Sunday, June 12, 2011

What Immanuel Kant and Daniel Have in Common

Immanuel Kant was one of the most influential philosophers in the modern era. But, did you know that one of his driving assumptions was very similar to a remarkable turn that happens in the Scriptures, particularly in the 2nd half of Daniel? I've never heard anyone make this connection before, so bear with me and please, please, correct me if I'm wrong.

Kant wrote three massive and dense "critiques," where he tried to look at the possibility of the true, the good, and the beautiful - which are the 3 primary divisions in philosophy of knowing, doing, and feeling. In his first critique - The Critique of Pure Reason - Kant argued that 'knowing' is limited to the synthesis of percepts and concepts. That is, we only truly know something if we have a perception to accompany our conception of it. A concept of unicorns, for example, has no real life perception to accompany it. We can only 'know' it as a fiction, an imaginative thing that we depict in pictures or ideas. A concept of apples, on the other hand, we can know as a real and edible thing because we've got a real and edible experience to accompany our idea of apples. Get it? (Dear philosophy geeks: Yes, I'm simplifying. It's a blog, for crying out loud! Go back to your hovels!)

By limiting 'knowing' in this way, Kant ruled out 3 things that we cannot know as reality other than ideas: God, human freedom and the immortality of the soul. (It's complicated, but it's also consistent with his limitation of knowing.) Of course, the 'immortality of the soul' has been a staple of philosophy since Socrates, so this was a very radical limitation on what one can 'know.'

In his second critique, however, Kant brings back a way of embracing God, freedom, and immortality. If there is such a thing as 'the good,' there must be a "God" who rewards the good and punishes the bad and there must be human freedom to do the good or the bad. We can look at those arguments some other time, but suffice it to say that - while we cannot 'know' God and freedom - we have to "postulate" them as real in order for morality to exist. And, to our point today, Kant argued that we must postulate the "immortality of the soul." Why? Because it is plainly evident that the good is not always rewarded and the bad is not always punished in this life. Ergo, it must be rewarded and punished beyond this life, which presupposes that the soul exists beyond the death of the body.

Again, that's the gist of a very complicated argument - this mortal life that we 'know' cannot be all there is because the good often goes unrewarded and the bad often goes unpunished.

The 2nd half of Daniel introduces a very similar line of argument. Of course, Daniel is not writing dense philosophy, but writes with poetic brilliance. The underlying theme of the 2nd half of Daniel, however, is very similar to Kant's line of reason. God's promises were not being fulfilled for Daniel's people. The land was invaded by the Greek empire; the king was a puppet of that empire; and the Temple was desecrated by a beast named Antiochus Epiphanes, who sacrificed a pig on the holy altar to Zeus. If God were the kind of God that immediately rewarded the good and punished the evil, those Greeks would have been slaughtered by the Israelite army, or even by a divine act of punishment. But, instead, they just kept thumping along and conquering other places.
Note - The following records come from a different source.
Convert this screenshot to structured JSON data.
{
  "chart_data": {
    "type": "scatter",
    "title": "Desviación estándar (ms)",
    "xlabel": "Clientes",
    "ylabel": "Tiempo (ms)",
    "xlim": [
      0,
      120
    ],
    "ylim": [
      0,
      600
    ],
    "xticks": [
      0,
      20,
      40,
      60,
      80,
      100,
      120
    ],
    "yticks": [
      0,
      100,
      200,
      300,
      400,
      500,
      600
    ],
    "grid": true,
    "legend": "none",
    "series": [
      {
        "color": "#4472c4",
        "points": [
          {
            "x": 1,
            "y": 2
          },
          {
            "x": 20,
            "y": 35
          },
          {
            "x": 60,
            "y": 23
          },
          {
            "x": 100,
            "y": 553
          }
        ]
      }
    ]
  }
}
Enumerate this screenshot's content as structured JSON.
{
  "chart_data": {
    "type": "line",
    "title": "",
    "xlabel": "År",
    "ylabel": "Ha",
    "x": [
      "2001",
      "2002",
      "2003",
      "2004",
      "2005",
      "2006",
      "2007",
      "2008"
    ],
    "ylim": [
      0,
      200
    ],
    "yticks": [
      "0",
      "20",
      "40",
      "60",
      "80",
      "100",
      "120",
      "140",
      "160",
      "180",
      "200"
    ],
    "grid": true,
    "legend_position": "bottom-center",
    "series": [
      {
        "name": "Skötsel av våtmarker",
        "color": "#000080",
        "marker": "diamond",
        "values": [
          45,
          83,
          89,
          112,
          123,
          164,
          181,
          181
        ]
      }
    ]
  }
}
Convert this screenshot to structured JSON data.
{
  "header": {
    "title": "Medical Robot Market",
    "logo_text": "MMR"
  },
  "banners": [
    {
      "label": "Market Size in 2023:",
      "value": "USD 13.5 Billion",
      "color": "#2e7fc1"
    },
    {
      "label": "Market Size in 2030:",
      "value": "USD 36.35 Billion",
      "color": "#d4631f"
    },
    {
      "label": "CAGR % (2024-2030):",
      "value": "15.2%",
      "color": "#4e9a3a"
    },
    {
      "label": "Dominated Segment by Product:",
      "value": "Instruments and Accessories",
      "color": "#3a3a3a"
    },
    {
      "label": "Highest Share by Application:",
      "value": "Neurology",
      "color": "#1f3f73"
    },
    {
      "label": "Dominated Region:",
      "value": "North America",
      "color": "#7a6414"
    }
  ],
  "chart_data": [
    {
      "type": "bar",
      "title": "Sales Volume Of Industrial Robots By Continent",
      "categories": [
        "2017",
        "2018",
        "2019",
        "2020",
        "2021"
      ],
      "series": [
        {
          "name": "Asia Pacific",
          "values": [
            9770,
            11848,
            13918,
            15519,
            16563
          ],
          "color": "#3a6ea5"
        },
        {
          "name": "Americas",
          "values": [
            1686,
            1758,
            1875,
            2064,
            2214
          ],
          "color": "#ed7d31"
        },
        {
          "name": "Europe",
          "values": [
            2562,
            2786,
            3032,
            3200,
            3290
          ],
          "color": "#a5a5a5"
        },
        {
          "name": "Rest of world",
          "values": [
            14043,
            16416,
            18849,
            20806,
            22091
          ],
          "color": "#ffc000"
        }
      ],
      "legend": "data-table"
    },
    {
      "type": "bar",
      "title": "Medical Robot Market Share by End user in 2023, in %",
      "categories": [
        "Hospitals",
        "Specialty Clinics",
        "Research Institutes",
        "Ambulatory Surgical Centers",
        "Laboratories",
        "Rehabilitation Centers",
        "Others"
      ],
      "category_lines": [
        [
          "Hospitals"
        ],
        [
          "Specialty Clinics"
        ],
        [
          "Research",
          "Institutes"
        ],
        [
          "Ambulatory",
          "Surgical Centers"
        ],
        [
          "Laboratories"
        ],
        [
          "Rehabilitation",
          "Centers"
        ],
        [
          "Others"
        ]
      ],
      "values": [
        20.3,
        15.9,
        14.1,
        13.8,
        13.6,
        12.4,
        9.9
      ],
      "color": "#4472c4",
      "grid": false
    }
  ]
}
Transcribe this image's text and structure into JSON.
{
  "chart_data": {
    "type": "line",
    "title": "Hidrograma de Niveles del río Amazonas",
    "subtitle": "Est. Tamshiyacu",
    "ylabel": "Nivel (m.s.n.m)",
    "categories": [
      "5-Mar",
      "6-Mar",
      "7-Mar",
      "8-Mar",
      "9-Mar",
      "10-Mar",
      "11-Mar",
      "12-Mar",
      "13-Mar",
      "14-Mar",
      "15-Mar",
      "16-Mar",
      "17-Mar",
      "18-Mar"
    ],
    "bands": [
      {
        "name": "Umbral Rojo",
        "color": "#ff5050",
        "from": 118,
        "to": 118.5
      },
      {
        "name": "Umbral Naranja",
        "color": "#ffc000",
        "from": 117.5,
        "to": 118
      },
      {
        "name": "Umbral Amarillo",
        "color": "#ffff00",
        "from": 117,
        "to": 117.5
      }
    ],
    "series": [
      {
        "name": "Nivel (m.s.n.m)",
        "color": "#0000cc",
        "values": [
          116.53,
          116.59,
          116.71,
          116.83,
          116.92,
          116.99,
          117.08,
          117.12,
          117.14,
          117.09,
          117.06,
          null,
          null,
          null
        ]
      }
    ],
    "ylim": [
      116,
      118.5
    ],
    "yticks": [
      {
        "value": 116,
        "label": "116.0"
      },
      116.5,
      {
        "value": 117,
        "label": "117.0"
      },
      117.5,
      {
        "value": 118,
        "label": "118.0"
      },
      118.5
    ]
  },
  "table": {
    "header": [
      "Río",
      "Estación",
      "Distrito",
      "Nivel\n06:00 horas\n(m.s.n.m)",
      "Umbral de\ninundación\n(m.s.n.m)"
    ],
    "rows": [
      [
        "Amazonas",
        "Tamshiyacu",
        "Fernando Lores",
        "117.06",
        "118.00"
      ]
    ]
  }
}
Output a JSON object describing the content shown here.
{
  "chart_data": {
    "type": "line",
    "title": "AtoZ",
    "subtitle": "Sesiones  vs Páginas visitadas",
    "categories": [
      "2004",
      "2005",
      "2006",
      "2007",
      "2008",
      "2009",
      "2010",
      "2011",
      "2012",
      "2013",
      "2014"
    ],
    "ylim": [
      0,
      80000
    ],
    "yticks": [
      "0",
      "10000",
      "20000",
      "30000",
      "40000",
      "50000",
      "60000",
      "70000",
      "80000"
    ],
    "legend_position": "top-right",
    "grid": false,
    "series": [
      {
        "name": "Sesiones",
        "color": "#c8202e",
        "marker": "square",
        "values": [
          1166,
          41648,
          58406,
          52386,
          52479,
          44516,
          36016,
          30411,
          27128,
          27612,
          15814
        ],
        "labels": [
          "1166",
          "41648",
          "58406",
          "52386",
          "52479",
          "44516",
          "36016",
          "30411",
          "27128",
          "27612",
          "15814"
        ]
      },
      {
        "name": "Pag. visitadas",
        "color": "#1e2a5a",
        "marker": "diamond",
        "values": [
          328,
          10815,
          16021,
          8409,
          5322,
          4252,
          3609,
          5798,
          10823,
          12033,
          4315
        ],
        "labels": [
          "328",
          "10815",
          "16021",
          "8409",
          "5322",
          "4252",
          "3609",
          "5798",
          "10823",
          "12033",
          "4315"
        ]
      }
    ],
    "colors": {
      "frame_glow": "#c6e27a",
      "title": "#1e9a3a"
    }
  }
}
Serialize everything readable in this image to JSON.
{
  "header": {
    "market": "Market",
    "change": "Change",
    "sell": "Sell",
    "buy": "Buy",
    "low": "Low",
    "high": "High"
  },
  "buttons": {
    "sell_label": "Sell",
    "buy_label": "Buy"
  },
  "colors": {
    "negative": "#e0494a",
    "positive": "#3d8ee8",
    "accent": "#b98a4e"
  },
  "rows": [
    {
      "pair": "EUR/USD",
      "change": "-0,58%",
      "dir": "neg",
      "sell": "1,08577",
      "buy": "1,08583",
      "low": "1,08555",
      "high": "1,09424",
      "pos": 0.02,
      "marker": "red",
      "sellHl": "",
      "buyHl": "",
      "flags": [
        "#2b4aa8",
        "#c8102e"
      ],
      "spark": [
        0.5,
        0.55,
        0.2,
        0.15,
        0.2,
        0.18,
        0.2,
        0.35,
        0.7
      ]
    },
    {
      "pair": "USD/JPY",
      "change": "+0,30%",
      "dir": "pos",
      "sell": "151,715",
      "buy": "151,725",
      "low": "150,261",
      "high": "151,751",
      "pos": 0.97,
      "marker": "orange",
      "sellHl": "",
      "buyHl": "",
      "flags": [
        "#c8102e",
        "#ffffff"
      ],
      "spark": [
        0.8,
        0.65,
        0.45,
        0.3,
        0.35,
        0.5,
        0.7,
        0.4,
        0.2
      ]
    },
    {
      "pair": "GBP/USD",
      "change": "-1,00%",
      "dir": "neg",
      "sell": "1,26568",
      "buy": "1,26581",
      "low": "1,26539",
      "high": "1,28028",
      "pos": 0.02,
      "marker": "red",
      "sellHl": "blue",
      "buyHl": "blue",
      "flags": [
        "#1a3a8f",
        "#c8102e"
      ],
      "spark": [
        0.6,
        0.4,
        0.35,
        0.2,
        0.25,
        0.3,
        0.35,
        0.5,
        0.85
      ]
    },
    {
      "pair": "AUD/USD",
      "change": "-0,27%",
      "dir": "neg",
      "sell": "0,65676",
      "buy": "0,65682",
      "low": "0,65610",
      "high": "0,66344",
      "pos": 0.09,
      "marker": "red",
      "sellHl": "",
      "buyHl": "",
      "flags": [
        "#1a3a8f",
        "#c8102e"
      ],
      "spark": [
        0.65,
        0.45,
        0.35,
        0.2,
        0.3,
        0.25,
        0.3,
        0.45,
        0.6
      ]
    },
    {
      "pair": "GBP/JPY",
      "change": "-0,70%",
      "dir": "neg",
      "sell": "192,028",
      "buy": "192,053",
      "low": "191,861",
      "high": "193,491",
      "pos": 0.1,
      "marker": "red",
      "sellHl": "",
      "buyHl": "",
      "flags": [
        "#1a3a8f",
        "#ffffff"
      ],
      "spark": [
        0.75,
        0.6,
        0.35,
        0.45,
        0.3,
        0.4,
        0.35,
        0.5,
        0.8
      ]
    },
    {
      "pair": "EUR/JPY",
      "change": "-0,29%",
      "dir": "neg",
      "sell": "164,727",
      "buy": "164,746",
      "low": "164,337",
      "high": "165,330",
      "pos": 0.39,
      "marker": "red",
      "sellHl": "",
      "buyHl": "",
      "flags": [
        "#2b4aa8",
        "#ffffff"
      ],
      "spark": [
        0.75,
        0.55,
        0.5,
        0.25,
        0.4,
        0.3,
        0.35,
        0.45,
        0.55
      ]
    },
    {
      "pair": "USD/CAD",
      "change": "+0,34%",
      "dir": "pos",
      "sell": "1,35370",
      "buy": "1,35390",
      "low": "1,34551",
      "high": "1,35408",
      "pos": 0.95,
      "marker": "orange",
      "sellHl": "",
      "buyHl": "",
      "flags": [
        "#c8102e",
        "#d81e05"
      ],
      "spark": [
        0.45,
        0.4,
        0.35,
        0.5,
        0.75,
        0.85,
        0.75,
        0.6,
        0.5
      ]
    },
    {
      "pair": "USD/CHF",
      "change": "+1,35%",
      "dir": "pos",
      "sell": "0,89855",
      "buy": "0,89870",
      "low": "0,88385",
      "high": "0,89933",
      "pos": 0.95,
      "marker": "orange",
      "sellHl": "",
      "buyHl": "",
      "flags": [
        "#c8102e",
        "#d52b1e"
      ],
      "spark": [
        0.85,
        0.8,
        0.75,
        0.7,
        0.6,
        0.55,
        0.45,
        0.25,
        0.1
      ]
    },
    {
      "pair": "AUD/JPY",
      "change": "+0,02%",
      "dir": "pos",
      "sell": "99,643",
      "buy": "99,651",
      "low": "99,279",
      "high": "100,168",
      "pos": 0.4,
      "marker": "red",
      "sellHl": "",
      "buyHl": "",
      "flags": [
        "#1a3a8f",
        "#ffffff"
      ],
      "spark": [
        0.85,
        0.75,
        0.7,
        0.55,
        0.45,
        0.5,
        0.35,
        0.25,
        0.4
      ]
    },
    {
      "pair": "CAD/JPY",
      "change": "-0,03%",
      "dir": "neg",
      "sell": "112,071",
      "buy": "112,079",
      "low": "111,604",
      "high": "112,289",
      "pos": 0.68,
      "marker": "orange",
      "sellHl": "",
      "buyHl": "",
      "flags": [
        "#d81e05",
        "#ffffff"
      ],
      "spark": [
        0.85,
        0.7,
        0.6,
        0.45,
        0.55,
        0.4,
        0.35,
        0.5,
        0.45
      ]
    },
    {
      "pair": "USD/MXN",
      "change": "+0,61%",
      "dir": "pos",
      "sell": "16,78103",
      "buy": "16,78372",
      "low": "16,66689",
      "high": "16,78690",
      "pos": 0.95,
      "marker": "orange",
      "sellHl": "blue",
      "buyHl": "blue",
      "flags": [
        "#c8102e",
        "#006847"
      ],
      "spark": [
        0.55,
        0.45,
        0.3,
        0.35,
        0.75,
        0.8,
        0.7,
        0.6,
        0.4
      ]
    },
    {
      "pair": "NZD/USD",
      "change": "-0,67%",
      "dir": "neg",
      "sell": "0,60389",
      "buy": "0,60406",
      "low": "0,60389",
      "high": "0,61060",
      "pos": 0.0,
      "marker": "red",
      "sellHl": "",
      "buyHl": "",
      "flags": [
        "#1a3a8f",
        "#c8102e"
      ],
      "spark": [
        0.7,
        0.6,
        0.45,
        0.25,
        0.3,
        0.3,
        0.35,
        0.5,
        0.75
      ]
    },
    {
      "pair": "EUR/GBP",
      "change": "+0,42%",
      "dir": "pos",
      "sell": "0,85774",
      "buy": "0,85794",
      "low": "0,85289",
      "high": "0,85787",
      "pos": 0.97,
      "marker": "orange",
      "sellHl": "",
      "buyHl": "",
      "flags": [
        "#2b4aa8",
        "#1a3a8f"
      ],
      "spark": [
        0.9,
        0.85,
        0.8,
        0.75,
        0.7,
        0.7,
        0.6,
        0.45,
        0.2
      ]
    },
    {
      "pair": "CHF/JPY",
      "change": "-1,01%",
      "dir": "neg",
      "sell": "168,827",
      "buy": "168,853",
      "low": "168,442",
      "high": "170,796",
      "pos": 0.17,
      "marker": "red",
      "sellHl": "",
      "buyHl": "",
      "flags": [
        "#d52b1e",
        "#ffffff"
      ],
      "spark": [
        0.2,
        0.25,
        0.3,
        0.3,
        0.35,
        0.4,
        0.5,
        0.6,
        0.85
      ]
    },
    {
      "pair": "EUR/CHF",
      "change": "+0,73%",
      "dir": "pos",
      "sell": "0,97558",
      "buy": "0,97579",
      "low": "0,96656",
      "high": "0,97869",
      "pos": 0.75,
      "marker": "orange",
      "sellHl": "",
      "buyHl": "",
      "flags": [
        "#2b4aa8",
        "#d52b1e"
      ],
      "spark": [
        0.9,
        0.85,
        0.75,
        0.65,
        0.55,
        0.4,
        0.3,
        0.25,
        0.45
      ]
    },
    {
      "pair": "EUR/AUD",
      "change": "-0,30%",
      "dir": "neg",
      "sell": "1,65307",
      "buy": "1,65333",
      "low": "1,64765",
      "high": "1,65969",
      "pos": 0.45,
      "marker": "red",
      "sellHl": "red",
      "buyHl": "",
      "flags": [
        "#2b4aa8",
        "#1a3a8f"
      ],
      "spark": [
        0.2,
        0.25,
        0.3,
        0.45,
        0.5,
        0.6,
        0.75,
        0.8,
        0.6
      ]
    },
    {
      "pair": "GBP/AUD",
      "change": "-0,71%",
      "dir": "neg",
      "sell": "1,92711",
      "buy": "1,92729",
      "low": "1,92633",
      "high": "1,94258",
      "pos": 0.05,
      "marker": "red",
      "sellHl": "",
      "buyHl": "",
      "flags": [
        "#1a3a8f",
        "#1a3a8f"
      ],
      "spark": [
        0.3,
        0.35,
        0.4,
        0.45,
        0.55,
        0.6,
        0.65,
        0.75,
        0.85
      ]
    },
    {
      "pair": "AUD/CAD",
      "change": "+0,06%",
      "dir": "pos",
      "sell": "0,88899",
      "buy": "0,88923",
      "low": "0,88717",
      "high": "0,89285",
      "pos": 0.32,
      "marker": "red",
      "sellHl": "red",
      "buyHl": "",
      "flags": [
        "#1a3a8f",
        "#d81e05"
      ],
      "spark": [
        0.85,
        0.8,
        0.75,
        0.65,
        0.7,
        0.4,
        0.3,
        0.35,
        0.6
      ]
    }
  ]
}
For Daniel, either God was non-existent or else punishment and reward was not immediate in history. That's why Daniel's visions were not focused on the immediate experience that he and his people were having, but on the future. It was a radical shift for the people of Israel, whose primary vein of theology was to look backwards at the covenant that God made with Abraham and the fulfillment of it through Moses and Joshua. Now, with the immediate reality looking grim, Daniel looks forward, in the trans-historical realm of 'eternity' as the time/place where God's promises are ultimately fulfilled.

Who would have thought the didactic Kant and the wildly imaginative Daniel had something in common?